The core of low-light night vision technology is a low-light image intensifier, which is an electric vacuum device consisting of three parts: a photocathode, electronic optics, and fluorescent screen. Its working principle is the combination of weak visible light and near-infrared light reflected by the scene. On the photocathode, the photocathode is excited to emit electrons outward. In this process, the image of the light intensity distribution of the scene is transformed into an electron density distribution image corresponding thereto; in the electro-optical component, an electron is input, Thousands of electrons are output, so the electron density distribution image of the photocathode is enhanced by thousands of times. The so-called "light image enhancement" is realized in this process. Finally, after a large number of electron bombardment screens are multiplied, the electron density image-photon image is transformed, and the enhanced low-light image is obtained for human eye observation. To date, the low-light image micro-enhancer has been developed to the fourth generation, the difference being mainly in the material of the photocathode and the electro-optical components. The practical low-light night vision device also includes a telescope that receives and concentrates light, and an eyepiece, a power source, and the like that are directly observed by the human eye. If the image output by the low-light image intensifier is taken by a television camera and viewed by a television, such a system is a low-light television.

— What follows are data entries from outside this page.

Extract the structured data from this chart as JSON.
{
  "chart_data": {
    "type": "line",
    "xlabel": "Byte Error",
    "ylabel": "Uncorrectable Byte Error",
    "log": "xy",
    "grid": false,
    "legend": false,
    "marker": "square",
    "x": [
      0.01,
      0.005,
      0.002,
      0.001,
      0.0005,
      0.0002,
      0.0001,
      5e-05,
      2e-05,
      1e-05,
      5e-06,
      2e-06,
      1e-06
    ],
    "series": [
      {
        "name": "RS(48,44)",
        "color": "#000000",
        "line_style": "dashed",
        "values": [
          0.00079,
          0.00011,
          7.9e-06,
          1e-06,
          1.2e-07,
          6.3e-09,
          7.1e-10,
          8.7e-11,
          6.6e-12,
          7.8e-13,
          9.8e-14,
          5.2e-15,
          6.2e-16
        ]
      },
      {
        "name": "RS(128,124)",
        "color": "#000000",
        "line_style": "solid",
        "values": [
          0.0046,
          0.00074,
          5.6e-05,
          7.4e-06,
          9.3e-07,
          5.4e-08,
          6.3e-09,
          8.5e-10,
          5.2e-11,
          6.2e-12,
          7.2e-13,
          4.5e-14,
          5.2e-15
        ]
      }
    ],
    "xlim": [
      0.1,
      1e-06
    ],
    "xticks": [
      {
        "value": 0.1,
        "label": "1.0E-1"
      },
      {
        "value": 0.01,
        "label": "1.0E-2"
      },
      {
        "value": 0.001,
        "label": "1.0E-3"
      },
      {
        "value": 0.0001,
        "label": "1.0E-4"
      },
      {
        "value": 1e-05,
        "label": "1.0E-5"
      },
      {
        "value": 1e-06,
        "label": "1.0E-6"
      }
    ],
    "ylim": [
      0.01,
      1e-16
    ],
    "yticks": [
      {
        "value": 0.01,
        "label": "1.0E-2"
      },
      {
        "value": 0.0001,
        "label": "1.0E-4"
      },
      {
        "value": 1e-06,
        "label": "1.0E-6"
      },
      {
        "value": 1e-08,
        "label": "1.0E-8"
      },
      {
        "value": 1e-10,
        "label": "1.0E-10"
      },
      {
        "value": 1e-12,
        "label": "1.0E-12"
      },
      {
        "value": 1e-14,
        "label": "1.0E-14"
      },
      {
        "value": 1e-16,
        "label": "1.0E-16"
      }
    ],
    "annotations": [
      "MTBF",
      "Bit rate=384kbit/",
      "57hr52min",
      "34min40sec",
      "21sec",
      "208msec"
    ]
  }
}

Heat is the macroscopic representation of the molecules and atomic motions that make up an object. Temperature is a measure of the degree of thermal motion of molecules and atoms. Objects in nature emit electromagnetic waves as long as they have a temperature. In the electromagnetic spectrum, infrared rays having a wavelength of 0.001 to 1 mm are used. Objects in nature have a temperature, so energy exchange is performed in the form of infrared radiation and the environment. Since infrared rays are caused by thermal motion of molecules and atoms, they are also called heat radiation. The intensity of the surface heat radiation of the object is related to the temperature and surface state of the point, thereby forming a thermal radiation image (referred to as thermal image or thermal image) of the temperature distribution and surface characteristics of the reaction object, but the human eye has no visual reflection on the thermal radiation. , you can't see the thermal image directly. The physical factors that determine the visible light reflection and the reflectance difference of the scene also determine the difference between the thermal radiation emission and the emissivity of the scene. Therefore, the image of the thermal radiation distribution of the scene can reproduce most of the details of the visible light image formed by the reflection of the scene and the difference in reflectance.